While most shippers think of major ocean cargo gateways as being the principal means for moving containers, it’s important to note that the U.S. is served by more than 360 commercial ports, providing approximately 3,200 cargo facilities.
Within this context, Chicago remains the largest inland general cargo port in America, and the city as a whole is the commercial transportation hub of the nation. It sits in the center of the Midwest industrial base and the agricultural heart of America.
“I believe the port is a valuable asset, and with strategic investment it can drive economic growth in our city,” says Chicago Mayor Rahm Emanuel. “The port moves more cargo than any other Great Lakes gateway, most frequently steel, grain, scrap metals and stone.”
The Seaway and the Great Lakes meet the Illinois and inland waterway system at Chicago. It’s the beginning and the end of barge traffic between the Seaway, inland points, and the Gulf of Mexico through the Illinois, Mississippi, Missouri, Ohio, and the Arkansas Rivers. Eastern railroads terminate in Chicago, and rail lines west, north, and south start here.

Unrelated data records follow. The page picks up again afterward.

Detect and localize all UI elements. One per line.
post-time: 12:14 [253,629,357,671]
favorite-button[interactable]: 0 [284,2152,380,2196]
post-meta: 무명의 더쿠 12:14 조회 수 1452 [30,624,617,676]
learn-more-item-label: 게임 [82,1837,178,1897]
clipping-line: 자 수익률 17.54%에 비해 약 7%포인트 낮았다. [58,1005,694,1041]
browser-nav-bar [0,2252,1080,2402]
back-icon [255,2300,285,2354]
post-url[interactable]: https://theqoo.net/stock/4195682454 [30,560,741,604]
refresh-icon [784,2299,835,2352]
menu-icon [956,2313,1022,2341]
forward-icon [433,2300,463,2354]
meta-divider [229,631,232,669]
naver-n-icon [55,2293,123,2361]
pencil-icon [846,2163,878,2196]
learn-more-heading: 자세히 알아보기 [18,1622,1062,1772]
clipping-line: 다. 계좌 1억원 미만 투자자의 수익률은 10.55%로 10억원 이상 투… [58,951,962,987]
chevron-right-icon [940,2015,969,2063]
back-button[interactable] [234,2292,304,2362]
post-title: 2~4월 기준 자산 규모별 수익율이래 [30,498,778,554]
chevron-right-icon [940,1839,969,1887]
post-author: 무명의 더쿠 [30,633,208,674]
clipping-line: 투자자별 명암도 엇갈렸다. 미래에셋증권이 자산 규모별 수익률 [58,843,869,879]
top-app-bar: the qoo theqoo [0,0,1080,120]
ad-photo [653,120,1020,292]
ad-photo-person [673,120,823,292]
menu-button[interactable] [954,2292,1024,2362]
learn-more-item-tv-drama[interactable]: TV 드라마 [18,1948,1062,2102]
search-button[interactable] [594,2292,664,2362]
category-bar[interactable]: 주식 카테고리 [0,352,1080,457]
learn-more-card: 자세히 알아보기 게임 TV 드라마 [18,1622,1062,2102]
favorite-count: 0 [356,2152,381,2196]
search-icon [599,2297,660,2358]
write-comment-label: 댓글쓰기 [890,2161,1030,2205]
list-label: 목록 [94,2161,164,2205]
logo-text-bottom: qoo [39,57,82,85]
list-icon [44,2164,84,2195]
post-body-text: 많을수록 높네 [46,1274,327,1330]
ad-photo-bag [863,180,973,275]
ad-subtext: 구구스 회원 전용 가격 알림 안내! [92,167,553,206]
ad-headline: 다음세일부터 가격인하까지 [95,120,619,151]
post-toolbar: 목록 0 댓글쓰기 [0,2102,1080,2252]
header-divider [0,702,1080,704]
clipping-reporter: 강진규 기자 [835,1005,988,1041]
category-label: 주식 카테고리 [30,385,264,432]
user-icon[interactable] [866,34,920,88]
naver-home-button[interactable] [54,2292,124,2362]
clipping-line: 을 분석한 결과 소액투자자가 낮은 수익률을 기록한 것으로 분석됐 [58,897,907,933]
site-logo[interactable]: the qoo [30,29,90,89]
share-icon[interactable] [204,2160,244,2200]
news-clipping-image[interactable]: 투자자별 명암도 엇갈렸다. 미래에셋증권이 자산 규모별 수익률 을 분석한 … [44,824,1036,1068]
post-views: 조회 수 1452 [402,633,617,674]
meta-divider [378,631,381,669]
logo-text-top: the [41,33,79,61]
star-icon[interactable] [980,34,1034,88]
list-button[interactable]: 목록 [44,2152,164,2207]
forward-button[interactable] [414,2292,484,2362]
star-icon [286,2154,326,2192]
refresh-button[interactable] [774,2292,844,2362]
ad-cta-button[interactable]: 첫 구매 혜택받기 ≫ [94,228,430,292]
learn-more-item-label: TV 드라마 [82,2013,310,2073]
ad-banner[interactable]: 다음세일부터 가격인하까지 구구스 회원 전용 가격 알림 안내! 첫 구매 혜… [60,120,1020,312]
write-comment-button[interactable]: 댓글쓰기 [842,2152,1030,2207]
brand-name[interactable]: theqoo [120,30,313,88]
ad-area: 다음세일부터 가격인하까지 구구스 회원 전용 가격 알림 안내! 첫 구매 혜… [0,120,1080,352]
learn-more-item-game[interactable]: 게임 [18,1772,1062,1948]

Still, industry analysts maintain that more money has to be directed toward infrastructure to make the port sustainable. Last year, the Denver-based Broe Group and its transportation affiliate OmniTrax, tried to complete a privatization deal that might have achieved this goal. Although that deal failed to come to fruition, analysts say similar ventures may develop this year.
Principal national interstate highways pass through the Chicago area and radiate outward from the Midwest’s major city. Trucking companies maintain central terminals and intermodal transshipping facilities in Chicago, with highway carriers fanning out in all directions from this dynamic industrial, commercial, and agricultural center.